Нина Воронель - Ведьма и парашютист
Пока часы безмолвно переливали время из верхнего конуса в нижний, Инге расшнуровала и сняла мокрые ботинки парашютиста, а вместо них натянула ему на ноги толстые шерстяные носки Отто. Затем она зачерпнула ложку напитка из ковша и попробовала осторожно вкатить его в рот парашютиста, но тот сцепил зубы с такой силой, что ей ни капли не удалось влить. Она начала массировать его круто сведенные челюсти, ощущая необъяснимую радость от каждого электрического импульса, пробегающего между его кожей и кончиками ее пальцев. Подбородок его дрогнул под умелыми касаниями ее ладоней, и он слабо застонал, снимая часть напряжения со сведенного судорогой рта. Она проворно всунула ложку с напитком в едва приоткрывшуюся щель между зубами и стала осторожно вливать в него каплю за каплей, поддерживая его голову как можно выше, чтобы он не захлебнулся. Вторая ложка пошла легче, а третью он уже проглотил сам, все еще не открывая глаз. Тогда она перелила содержимое ковша в стакан и поднесла к его губам. Он выпил все до дна жадными глотками, закашлялся, и веки его дрогнули, приоткрываясь чуть-чуть. Он мутно глянул на нее сквозь узенькие щелки и сказал внятно, на этот раз по-немецки:
- Не плачь, дорогая старушка, не надо. Я еще вернусь и все будет в порядке.

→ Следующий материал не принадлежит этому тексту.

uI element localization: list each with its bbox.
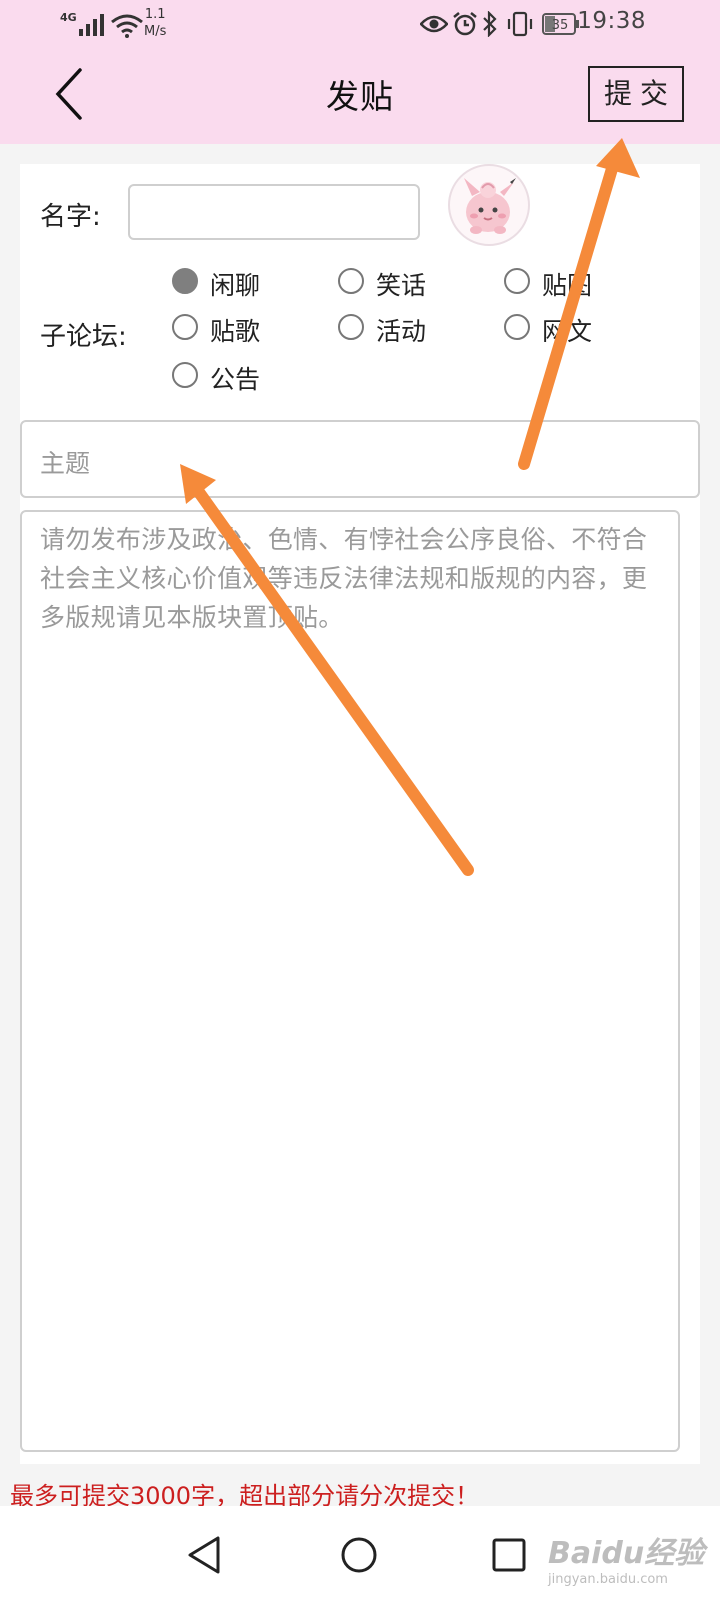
nav-home-icon[interactable]	[334, 1530, 384, 1580]
radio-label: 网文	[542, 317, 593, 346]
radio-icon	[338, 268, 364, 294]
eye-icon	[420, 15, 448, 33]
app-header: 4G 1.1 M/s 35 19:38 发贴 提交	[0, 0, 720, 144]
signal-icon	[79, 14, 104, 36]
radio-selected-icon	[172, 268, 198, 294]
content-textarea[interactable]: 请勿发布涉及政治、色情、有悖社会公序良俗、不符合社会主义核心价值观等违反法律法规…	[20, 510, 680, 1452]
alarm-icon	[453, 12, 477, 36]
avatar[interactable]	[448, 164, 530, 246]
battery-icon: 35	[542, 13, 579, 35]
radio-icon	[172, 314, 198, 340]
wifi-icon	[111, 14, 143, 38]
battery-level: 35	[552, 18, 569, 33]
watermark: Baidu经验 jingyan.baidu.com	[548, 1518, 718, 1598]
network-type: 4G	[60, 11, 77, 24]
radio-label: 贴图	[542, 271, 593, 300]
nav-recents-icon[interactable]	[484, 1530, 534, 1580]
submit-button[interactable]: 提交	[588, 66, 684, 122]
status-bar: 4G 1.1 M/s 35 19:38	[0, 0, 720, 50]
name-input[interactable]	[128, 184, 420, 240]
subforum-label: 子论坛:	[40, 322, 127, 352]
topic-input[interactable]: 主题	[20, 420, 700, 498]
radio-icon	[504, 268, 530, 294]
post-form: 名字: 子论坛: 闲聊 笑话 贴图 贴歌 活动 网文 公告 主题 请勿发布涉及政…	[20, 164, 700, 1464]
watermark-text: Baidu经验	[548, 1536, 705, 1571]
radio-icon	[504, 314, 530, 340]
watermark-subtext: jingyan.baidu.com	[548, 1572, 668, 1587]
radio-label: 活动	[376, 317, 427, 346]
speed-value: 1.1	[144, 7, 166, 22]
name-label: 名字:	[40, 202, 101, 232]
vibrate-icon	[507, 11, 533, 37]
radio-label: 闲聊	[210, 271, 261, 300]
radio-icon	[338, 314, 364, 340]
avatar-image	[464, 178, 516, 234]
network-speed: 1.1 M/s	[144, 6, 166, 40]
nav-back-icon[interactable]	[182, 1530, 232, 1580]
radio-label: 公告	[210, 365, 261, 394]
bluetooth-icon	[483, 11, 497, 37]
radio-icon	[172, 362, 198, 388]
clock: 19:38	[577, 8, 646, 34]
radio-label: 笑话	[376, 271, 427, 300]
radio-label: 贴歌	[210, 317, 261, 346]
system-nav-bar: Baidu经验 jingyan.baidu.com	[0, 1506, 720, 1600]
speed-unit: M/s	[144, 24, 167, 39]
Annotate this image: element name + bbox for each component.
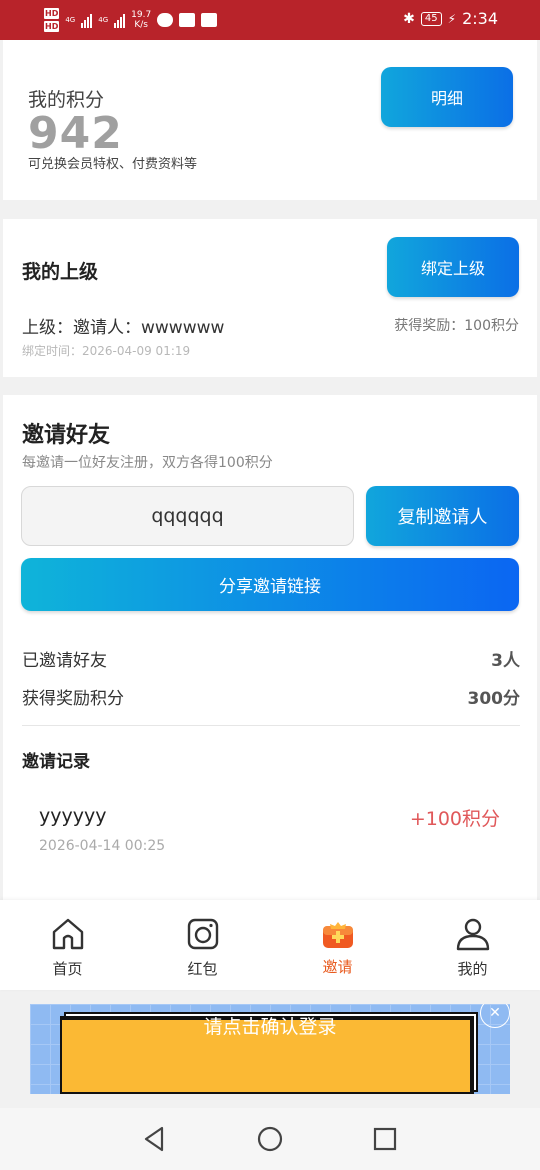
tab-label: 我的 bbox=[457, 960, 488, 978]
superior-reward: 获得奖励：100积分 bbox=[394, 318, 519, 334]
record-points: +100积分 bbox=[409, 808, 500, 830]
superior-inviter: 上级：邀请人：wwwwww bbox=[22, 318, 225, 338]
network-type-2: 4G bbox=[98, 15, 108, 25]
points-description: 可兑换会员特权、付费资料等 bbox=[28, 157, 198, 172]
status-left: HD HD 4G 4G 19.7 K/s bbox=[44, 5, 218, 35]
divider bbox=[22, 725, 520, 726]
invite-title: 邀请好友 bbox=[22, 423, 111, 448]
battery-icon: 45 bbox=[420, 11, 442, 26]
person-icon bbox=[456, 918, 489, 951]
tab-label: 邀请 bbox=[322, 958, 353, 976]
ad-banner[interactable]: 请点击确认登录 ✕ bbox=[30, 1004, 510, 1094]
share-link-button[interactable]: 分享邀请链接 bbox=[21, 558, 519, 611]
network-speed-unit: K/s bbox=[134, 20, 148, 30]
ad-text: 请点击确认登录 bbox=[203, 1016, 337, 1038]
home-icon bbox=[52, 918, 83, 950]
tab-invite[interactable]: 邀请 bbox=[270, 900, 405, 990]
hd-badge: HD bbox=[44, 8, 60, 19]
detail-button[interactable]: 明细 bbox=[381, 67, 513, 127]
superior-title: 我的上级 bbox=[22, 261, 99, 283]
invite-card: 邀请好友 每邀请一位好友注册，双方各得100积分 qqqqqq 复制邀请人 分享… bbox=[3, 395, 537, 900]
record-time: 2026-04-14 00:25 bbox=[39, 838, 166, 854]
network-speed: 19.7 K/s bbox=[131, 10, 151, 30]
tab-mine[interactable]: 我的 bbox=[405, 900, 540, 990]
signal-icon bbox=[114, 12, 126, 28]
network-speed-value: 19.7 bbox=[131, 10, 152, 20]
points-value: 942 bbox=[28, 108, 123, 159]
hd-badge: HD bbox=[44, 21, 60, 32]
tab-home[interactable]: 首页 bbox=[0, 900, 135, 990]
tab-label: 首页 bbox=[52, 960, 83, 978]
system-nav-bar bbox=[0, 1108, 540, 1170]
points-card: 我的积分 942 可兑换会员特权、付费资料等 明细 bbox=[3, 40, 537, 200]
hd-badges: HD HD bbox=[44, 7, 60, 33]
box-app-icon bbox=[201, 13, 218, 27]
charging-icon: ⚡ bbox=[447, 11, 457, 26]
tab-bar: 首页 红包 邀请 我的 bbox=[0, 900, 540, 990]
superior-bind-time: 绑定时间：2026-04-09 01:19 bbox=[22, 344, 191, 358]
message-icon bbox=[157, 13, 174, 27]
stat-reward-points: 获得奖励积分 300分 bbox=[22, 684, 520, 709]
stat-label: 已邀请好友 bbox=[22, 651, 107, 671]
camera-icon bbox=[187, 918, 218, 950]
network-label: 4G bbox=[98, 16, 109, 24]
tab-redpacket[interactable]: 红包 bbox=[135, 900, 270, 990]
signal-icon bbox=[81, 12, 93, 28]
bluetooth-icon: ✱ bbox=[403, 10, 415, 27]
video-app-icon bbox=[179, 13, 196, 27]
superior-card: 我的上级 绑定上级 上级：邀请人：wwwwww 获得奖励：100积分 绑定时间：… bbox=[3, 219, 537, 377]
recents-icon[interactable] bbox=[370, 1124, 400, 1154]
invite-subtitle: 每邀请一位好友注册，双方各得100积分 bbox=[22, 455, 273, 471]
records-title: 邀请记录 bbox=[22, 752, 90, 772]
record-name: yyyyyy bbox=[39, 805, 107, 827]
gift-icon bbox=[322, 922, 353, 948]
status-right: ✱ 45 ⚡ 2:34 bbox=[403, 9, 498, 28]
bind-superior-button[interactable]: 绑定上级 bbox=[387, 237, 519, 297]
home-nav-icon[interactable] bbox=[255, 1124, 285, 1154]
back-icon[interactable] bbox=[140, 1124, 170, 1154]
clock: 2:34 bbox=[462, 9, 498, 28]
stat-invited-friends: 已邀请好友 3人 bbox=[22, 646, 520, 671]
copy-inviter-button[interactable]: 复制邀请人 bbox=[366, 486, 519, 546]
tab-label: 红包 bbox=[187, 960, 218, 978]
status-bar: HD HD 4G 4G 19.7 K/s ✱ 45 ⚡ 2:34 bbox=[0, 0, 540, 40]
stat-label: 获得奖励积分 bbox=[22, 689, 124, 709]
stat-value: 300分 bbox=[467, 689, 521, 709]
stat-value: 3人 bbox=[491, 651, 520, 671]
invite-code-field[interactable]: qqqqqq bbox=[21, 486, 354, 546]
network-label: 4G bbox=[65, 16, 76, 24]
network-type: 4G bbox=[65, 15, 75, 25]
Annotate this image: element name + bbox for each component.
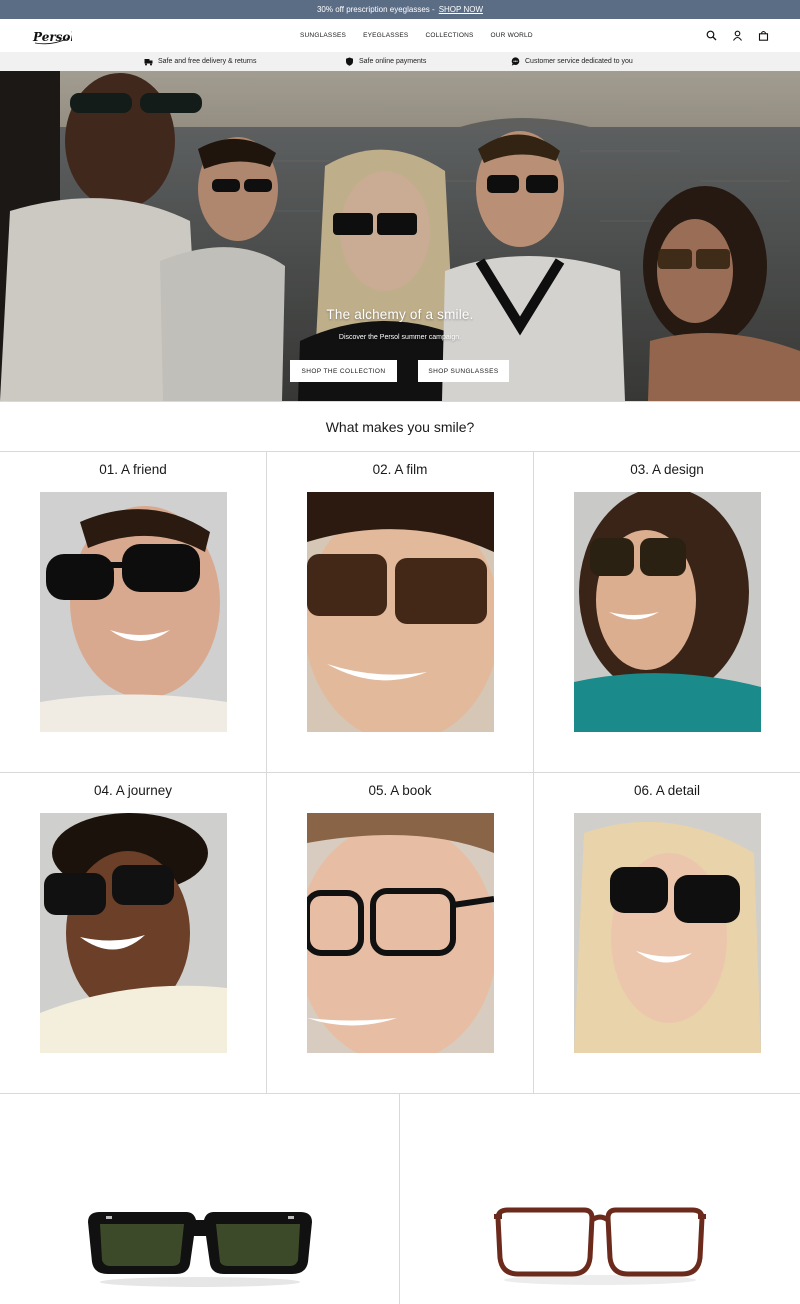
delivery-icon — [144, 59, 153, 66]
product-card-sunglasses[interactable] — [0, 1094, 400, 1304]
nav-sunglasses[interactable]: SUNGLASSES — [300, 32, 346, 39]
sunglasses-product-icon — [88, 1212, 312, 1287]
eyeglasses-product-icon — [494, 1207, 706, 1285]
promo-bar: 30% off prescription eyeglasses - SHOP N… — [0, 0, 800, 19]
account-icon[interactable] — [730, 28, 744, 42]
card-portrait — [574, 813, 761, 1053]
hero-banner: The alchemy of a smile. Discover the Per… — [0, 71, 800, 401]
bag-icon[interactable] — [756, 28, 770, 42]
shop-sunglasses-button[interactable]: SHOP SUNGLASSES — [418, 360, 509, 382]
service-info-bar: Safe and free delivery & returns Safe on… — [0, 52, 800, 71]
card-title: 03. A design — [630, 462, 704, 477]
info-payments: Safe online payments — [345, 52, 426, 71]
card-title: 05. A book — [368, 783, 432, 798]
promo-text: 30% off prescription eyeglasses - — [316, 5, 435, 14]
card-a-detail[interactable]: 06. A detail — [534, 773, 800, 1094]
card-a-film[interactable]: 02. A film — [267, 452, 534, 773]
info-service-text: Customer service dedicated to you — [525, 58, 633, 65]
info-payments-text: Safe online payments — [359, 58, 427, 65]
products-row — [0, 1093, 800, 1304]
card-portrait — [40, 492, 227, 732]
product-card-eyeglasses[interactable] — [400, 1094, 800, 1304]
card-a-journey[interactable]: 04. A journey — [0, 773, 267, 1094]
shop-now-link[interactable]: SHOP NOW — [439, 5, 483, 14]
card-portrait — [574, 492, 761, 732]
info-service: Customer service dedicated to you — [511, 52, 633, 71]
search-icon[interactable] — [704, 28, 718, 42]
nav-collections[interactable]: COLLECTIONS — [425, 32, 473, 39]
hero-title: The alchemy of a smile. — [326, 307, 474, 322]
shop-collection-button[interactable]: SHOP THE COLLECTION — [290, 360, 397, 382]
nav-eyeglasses[interactable]: EYEGLASSES — [363, 32, 408, 39]
card-portrait — [307, 492, 494, 732]
card-portrait — [307, 813, 494, 1053]
persol-logo[interactable]: Persol — [32, 24, 75, 48]
card-title: 06. A detail — [633, 783, 701, 798]
smile-grid: 01. A friend 02. A film 03. A design 04.… — [0, 452, 800, 1094]
hero-group-photo — [0, 71, 800, 401]
site-header: Persol SUNGLASSES EYEGLASSES COLLECTIONS… — [0, 19, 800, 52]
logo-text: Persol — [32, 30, 72, 44]
nav-our-world[interactable]: OUR WORLD — [491, 32, 533, 39]
main-nav: SUNGLASSES EYEGLASSES COLLECTIONS OUR WO… — [300, 19, 533, 52]
hero-subtitle: Discover the Persol summer campaign. — [338, 334, 462, 341]
info-delivery-text: Safe and free delivery & returns — [158, 58, 257, 65]
card-a-design[interactable]: 03. A design — [534, 452, 800, 773]
section-title: What makes you smile? — [0, 401, 800, 452]
info-delivery: Safe and free delivery & returns — [144, 52, 256, 71]
card-portrait — [40, 813, 227, 1053]
card-title: 01. A friend — [99, 462, 167, 477]
card-a-book[interactable]: 05. A book — [267, 773, 534, 1094]
chat-icon — [511, 57, 520, 66]
shield-icon — [346, 57, 353, 66]
header-icons — [704, 28, 770, 42]
card-a-friend[interactable]: 01. A friend — [0, 452, 267, 773]
card-title: 02. A film — [372, 462, 428, 477]
card-title: 04. A journey — [93, 783, 173, 798]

Говорил он чисто, как человек, прочитавший много книг, но с каким-то еле уловимым акцентом. Пожалуй, это даже нельзя было назвать акцентом, - скорей в его речи звучал чужой, непривычный распев. Произнеся эти странные слова, он снова закрыл глаза и отключился. Но теперь, слава Богу, это был уже не обморок, а лихорадочный сон.
Инге потрогала ладонью его лоб - он весь горел, тридцать девять и пять, не меньше. И немудрено - свитер и рубаха на нем промокли до нитки. Инге стянула с него мокрую одежду - Господи, какие плечи! - завернула его в махровый халат, поверх которого набросила пуховое одеяло и быстро вышла. В кухне было тепло и можно было оставить его так на полчаса. Пора было, наконец, накормить свиней.
ОТТО
С минуты отъезда Инге Отто ждал ее возвращения. Сперва он просто хотел, чтобы она сидела рядом с ним возле телевизора, дышала, двигалась, подавала ему чай и грелку, а он бы ее любил и радовался, что она такая красивая, высокая и независимая. Но постепенно его любовь стала привычно переходить в ненависть, и чем дольше длилась мука его ожидания, тем больше он ненавидел дочь. Как всегда в такие минуты, именно ее красота и независимость становились ему особенно непереносимы - его воображение рисовало ему ужасные картины ее похождений неизвестно где и неизвестно с кем. Теперь он уже ждал ее, чтобы наказать и уязвить побольнее.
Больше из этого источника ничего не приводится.